On 11 December 1997 nations of the world gathered in Japan to sign a legally binding instrument intended to begin the long task of reducing global greenhouse gas emissions. Today, as the Kyoto Protocol celebrates its fourteenth birthday, questions about its future pushed the United Nations climate talks to the brink of complete collapse in Durban, South Africa.
The protocol’s fate as well as that of the entire UN negotiations process came down to two words – “legal outcome” – and a series of rather strange and certainly unusual public huddles (see photo, taken by yours truly standing atop a chair moments before being removed from said chair by police). We’ll get back to that, but first a little background.
Going into the Durban meeting the European Union agreed to demands by developing countries for a second commitment period under the Kyoto Protocol, which is set to go dormant at the end of next year (for details, see our Durban special). Europe’s condition was that the rest of the world commit to negotiations on a binding treaty that would carry things forward after that. As the talks extended into Saturday evening, most of the major emitters, including Brazil, South Africa, China and the United States, agreed to language that would create a new negotiating track to pursue either “a protocol or another legal instrument.” Only India objected.

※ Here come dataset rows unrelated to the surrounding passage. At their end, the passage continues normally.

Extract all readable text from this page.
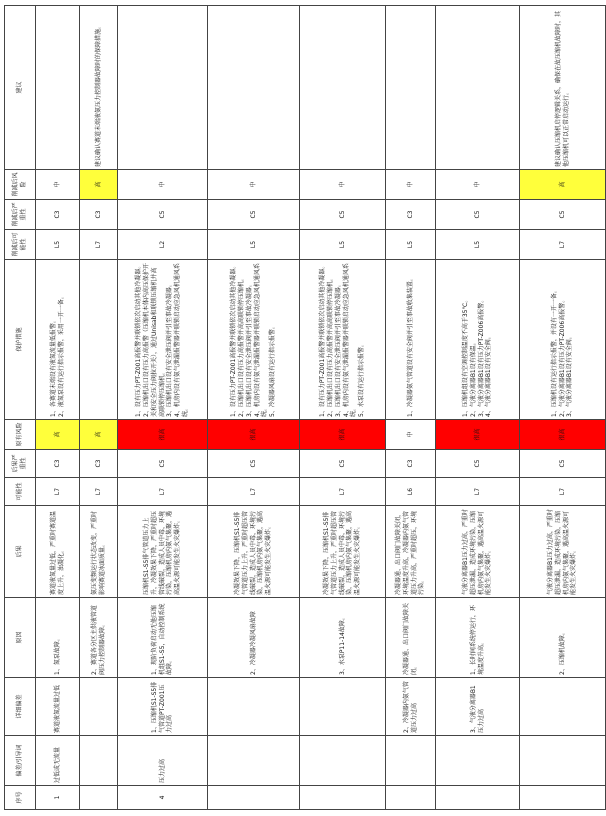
序号	偏差/引导词	详细偏差	原因	后果	可能性	后果严重性	原有风险	保护措施	削减后可能性	削减后严重性	削减后风险	建议
1	过低或无流量	赛道液氮流量过低	1、氮泵故障。	赛道液氮量过低，严重时赛道温度上升，浊凝化。	L7	C3	高	1、各赛道末端设有液氮流量低报警。 2、液氮泵设有运行指示报警，采用一开一备。	L5	C3	中	
			2、赛道各分区主供液管道阀压力控制器故障。	氨压变频运行状态改变，严重时影响赛道冰面质量。	L7	C3	高		L7	C3	高	建议确认赛道末端液氨压力控制器故障时的保障措施。
4	压力过高	1、压缩机S1-S5排气管道PT-Z001压力过高	1、现阶负荷启动无他压缩机组S1-S5，自动控制系统故障。	压缩机S1-S5排气管道压力上升，冷凝效果下降，严重时超压管线破裂，造成人员中毒，环境污染，压缩机房内氨气集聚，遇高温火源可能发生火灾爆炸。	L7	C5	很高	1、设有压力PT-Z001高报警并联锁依次启动其他冷凝器。 2、压缩机出口设有压力高报警（压缩机本体内高压保护开关和安全压力阀拉开关），通过Unisab和联锁压缩机并高高联锁停压缩机。 3、压缩机出口设有安全泄压阀并引至事故冷凝器。 4、机房内设有氨气泄漏报警器并联锁启动应急风机通风系统。	L2	C5	中	
			2、冷凝器冷凝风扇故障	冷凝效果下降，压缩机S1-S5排气管道压力上升，严重时超压管线破裂，造成人员中毒，环境污染，压缩机房内氨气集聚，遇高温火源可能发生火灾爆炸。	L7	C5	很高	1、设有压力PT-Z001高报警并联锁依次启动其他冷凝器。 2、压缩机出口设有压力高报警并高高联锁停压缩机。 3、压缩机出口设有安全泄压阀并引至事故冷凝器。 4、机房内设有氨气泄漏报警器并联锁启动应急风机通风系统。 5、冷凝器风扇设有运行指示报警。	L5	C5	中	
			3、水泵P11-14故障。	冷凝效果下降，压缩机S1-S5排气管道压力上升，严重时超压管线破裂，造成人员中毒，环境污染，压缩机房内氨气集聚，遇高温火源可能发生火灾爆炸。	L7	C5	很高	1、设有压力PT-Z001高报警并联锁依次启动其他冷凝器。 2、压缩机出口设有压力高报警并高高联锁停压缩机。 3、压缩机出口设有安全泄压阀并引至事故冷凝器。 4、机房内设有氨气泄漏报警器并联锁启动应急风机通风系统。 5、水泵设有运行指示报警。	L5	C5	中	
		2、冷凝器内氨气管道压力过高	冷凝器通、出口阀门故障关闭。	冷凝器通、出口阀门故障关闭，环境温度升高，冷凝器内氨气管道压力升高，严重时超压，环境污染。	L6	C3	中	1、冷凝器氨气管道设有安全阀并引至事故收集装置。	L5	C3	中	
		3、气液分离器B1压力过高	1、长时间系统停运行，环境温度升高。	气液分离器B1压力过高，严重时超压泄漏，造成环境污染，压缩机房内氨气集聚，遇高温火源可能发生火灾爆炸。	L7	C5	很高	1、压缩机组设有空调控制温度不高于35℃。 2、气液分离器B1设有保温。 3、气液分离器B1设有压力PT-Z006高报警。 4、气液分离器B1设有安全阀。	L5	C5	中	
			2、压缩机故障。	气液分离器B1压力过高，严重时超压泄漏，造成环境污染，压缩机房内氨气集聚，遇高温火源可能发生火灾爆炸。	L7	C5	很高	1、压缩机设有运行指示报警，并设有一开一备。 2、气液分离器B1设有压力PT-Z006高报警。 3、气液分离器B1设有安全阀。	L7	C5	高	建议确认压缩机启停逻辑关系，确保在故压缩机故障时，其他压缩机可以正常启动运行。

The text presented to the full body by South African organizers late Saturday evening included “a protocol, another legal instrument, or a legal outcome”. The last option came at the behest of India, which didn’t want to commit itself to emissions reductions, but that drew objections from Europe and many other countries – both developing and developed – that are seeking a legally binding treaty.
“The European Union has shown patience for many years,” said Connie Hedegaard, the EU’s commissioner for climate change. “We don’t’ think we ask too much of the world … that after this second commitment period all will be equally bound.”
Indian Environment and Forests Minister Jayanthi Natarajan proceeded to give an impassioned speech regarding responsibility for historical emissions and equity issues that date back to the original 1992 Framework Convention on Climate Change, which affirmed the idea that countries have “common but differentiated responsibilities.” That language disappeared from the new proposal, which seeks to bring developing countries on board for binding emissions cuts.
“Does climate change mean you give up equity?” Natarajan asked. “I’m sorry madam chair. India will never be intimidated by threats … or any kind of pressure like this.“
After a long debate, South Africa’s Maite Nkoana-Mashabane sought to broker a spontaneous compromise that has been years in the making by forcing negotiators to work out their differences on the floor of the plenary, in plain view and earshot of media and anyone else willing to push their way into a crowd (or onto a chair). All of this took place at 3 a.m. Sunday morning, making Durban the longest of 17 annual conferences convened by signatories to the UN Framework Convention on Climate Change.
Be the cause clever politicking, schoolyard peer pressure or sheer fatigue, it worked. After some 45 minutes of shifting scrums punctuated by occasional applause, India, the European Union, the United States and other key players worked out their differences on a host of interrelated issues. This time it came down to five words: “agreed outcome with legal force”. To recap, the final language states that countries will begin new negotiations on “a protocol, another legal instrument, or an agreed outcome with legal force,” which apparently falls somewhere in the legal spectrum between a binding treaty and a nonbinding decision. Both India and the EU promptly dropped their objections.
The so-called “Durban package” was adopted shortly before 5 a.m. Sunday. It extends the Kyoto Protocol and commits the world to negotiating a new agreement by 2015 that covers all countries, developed and developing. Among other things, it also advances some details of the new Green Climate Fund established last year in Cancun as well as language intended to promote efforts to reduce emissions from deforestation. Despite universal acknowledgements that the deal does nothing to reduce emissions or increase funding beyond existing commitments, environmentalists and scientists generally endorsed the decision as a significant step that could put all major emitters onto the same playing field in the years to come. Keep an eye out for more details and analysis in next week’s issue of Nature.
Photo: European Union Commissioner Connie Hedegaard huddles with the Indian delegation as South Africa’s Maite Nkoana-Mashabane and the United States’ lead negotiator, Todd Stern, look on.